For some children, the complexity of their speech and language challenges means that even with the best support, a mainstream classroom simply can’t meet their needs. These children need a specialist setting – like Dawn House School, our school in Nottinghamshire.
At Dawn House, children get access to:
- A curriculum adapted by experts including Speech and Language Therapists who understand how they communicate
- A supportive environment where communication isn’t a barrier to learning
- Support from Speech and Language Therapists, Occupational Therapists and physiotherapists where needed
- Specialist technology called Augmented and Assistive Communication Aids which help children gain their voice
Without an EHCP, these children would never reach Dawn House. They would likely remain in mainstream classrooms, unable to access learning, falling behind, isolated, and at growing risk of mental health challenges. Or even worse: they would be at home without an education at all. Dawn House has a specialist unit called Chimes for children with additional barriers to education – and children who attend that unit have often spent up to two years out of school before coming there. They can only get back to learning through 1:1 support, initially in individualised classrooms, from specially trained Teaching Assistants, teachers and therapists.

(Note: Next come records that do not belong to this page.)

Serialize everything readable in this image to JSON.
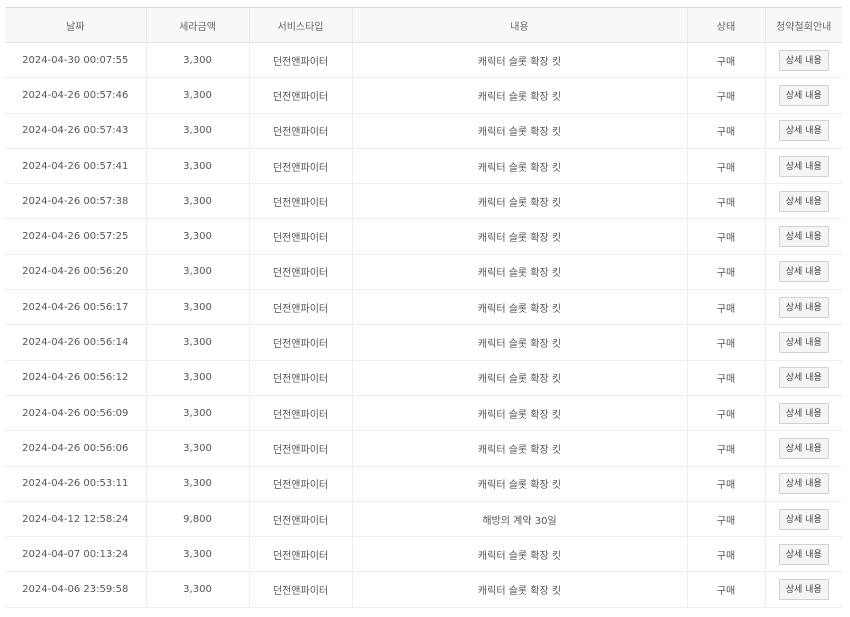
{
  "table": {
    "headers": [
      "날짜",
      "세라금액",
      "서비스타입",
      "내용",
      "상태",
      "청약철회안내"
    ],
    "rows": [
      {
        "date": "2024-04-30 00:07:55",
        "amount": "3,300",
        "service": "던전앤파이터",
        "content": "캐릭터 슬롯 확장 킷",
        "status": "구매",
        "action": "상세 내용"
      },
      {
        "date": "2024-04-26 00:57:46",
        "amount": "3,300",
        "service": "던전앤파이터",
        "content": "캐릭터 슬롯 확장 킷",
        "status": "구매",
        "action": "상세 내용"
      },
      {
        "date": "2024-04-26 00:57:43",
        "amount": "3,300",
        "service": "던전앤파이터",
        "content": "캐릭터 슬롯 확장 킷",
        "status": "구매",
        "action": "상세 내용"
      },
      {
        "date": "2024-04-26 00:57:41",
        "amount": "3,300",
        "service": "던전앤파이터",
        "content": "캐릭터 슬롯 확장 킷",
        "status": "구매",
        "action": "상세 내용"
      },
      {
        "date": "2024-04-26 00:57:38",
        "amount": "3,300",
        "service": "던전앤파이터",
        "content": "캐릭터 슬롯 확장 킷",
        "status": "구매",
        "action": "상세 내용"
      },
      {
        "date": "2024-04-26 00:57:25",
        "amount": "3,300",
        "service": "던전앤파이터",
        "content": "캐릭터 슬롯 확장 킷",
        "status": "구매",
        "action": "상세 내용"
      },
      {
        "date": "2024-04-26 00:56:20",
        "amount": "3,300",
        "service": "던전앤파이터",
        "content": "캐릭터 슬롯 확장 킷",
        "status": "구매",
        "action": "상세 내용"
      },
      {
        "date": "2024-04-26 00:56:17",
        "amount": "3,300",
        "service": "던전앤파이터",
        "content": "캐릭터 슬롯 확장 킷",
        "status": "구매",
        "action": "상세 내용"
      },
      {
        "date": "2024-04-26 00:56:14",
        "amount": "3,300",
        "service": "던전앤파이터",
        "content": "캐릭터 슬롯 확장 킷",
        "status": "구매",
        "action": "상세 내용"
      },
      {
        "date": "2024-04-26 00:56:12",
        "amount": "3,300",
        "service": "던전앤파이터",
        "content": "캐릭터 슬롯 확장 킷",
        "status": "구매",
        "action": "상세 내용"
      },
      {
        "date": "2024-04-26 00:56:09",
        "amount": "3,300",
        "service": "던전앤파이터",
        "content": "캐릭터 슬롯 확장 킷",
        "status": "구매",
        "action": "상세 내용"
      },
      {
        "date": "2024-04-26 00:56:06",
        "amount": "3,300",
        "service": "던전앤파이터",
        "content": "캐릭터 슬롯 확장 킷",
        "status": "구매",
        "action": "상세 내용"
      },
      {
        "date": "2024-04-26 00:53:11",
        "amount": "3,300",
        "service": "던전앤파이터",
        "content": "캐릭터 슬롯 확장 킷",
        "status": "구매",
        "action": "상세 내용"
      },
      {
        "date": "2024-04-12 12:58:24",
        "amount": "9,800",
        "service": "던전앤파이터",
        "content": "해방의 계약 30일",
        "status": "구매",
        "action": "상세 내용"
      },
      {
        "date": "2024-04-07 00:13:24",
        "amount": "3,300",
        "service": "던전앤파이터",
        "content": "캐릭터 슬롯 확장 킷",
        "status": "구매",
        "action": "상세 내용"
      },
      {
        "date": "2024-04-06 23:59:58",
        "amount": "3,300",
        "service": "던전앤파이터",
        "content": "캐릭터 슬롯 확장 킷",
        "status": "구매",
        "action": "상세 내용"
      }
    ]
  }
}
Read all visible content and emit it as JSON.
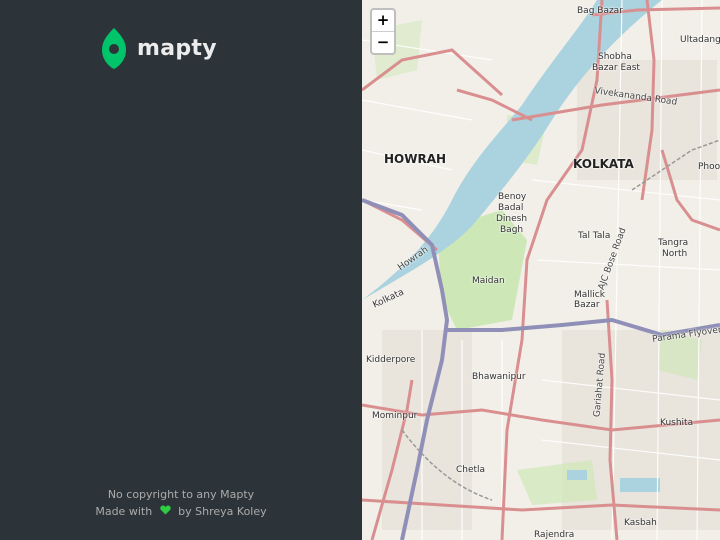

Special schools aren’t for every child. But for those who need them, they can be life-changing. Removing EHCPs for children with speech and language challenges would effectively shut the door on this option — not because a child should lose the right to learn, but because the system refuses to see them.
While putting more speech and language therapists into schools would be a welcome move, there is so much more the Government could do to improve outcomes for the 2 million children with speech and language challenges:
- Training every teacher and early years practitioner to boost speech and language development for typically developing children and to adapt their teaching practice for children with lifelong speech and language challenges.
- Equipping every school and nursery to track children’s speech and language development so they can detect problems early and intervene early – and therefore prevent future problems like mental health problems
- Giving every child the chance to join group language programmes rather than only providing these in Reception
- Developing standards and accreditation for more specialist help (sometimes called resourced provision) in mainstream and special schools, rather than leaving their quality to chance
Taking away the right to an Education, Health and Care plan for some of the children who need it most would be a backwards, not progressive step. Legally enforceable, individualised plans are used by countries around the world to make sure that children with complex needs get what they need to learn. They’ve been used in this country since Thatcher because governments of many different political persuasions have recognised they are essential to make sure these children don’t lose out from wrongly-motivated budget cuts at local or national level, or from culture wars instigated by people who don’t understand them.
Slashing this support to balance the Treasury’s books isn’t just short-sighted, it’s a false economy. Investing in every child’s future fuels long-term growth and, crucially, empowers them to thrive – in education and beyond.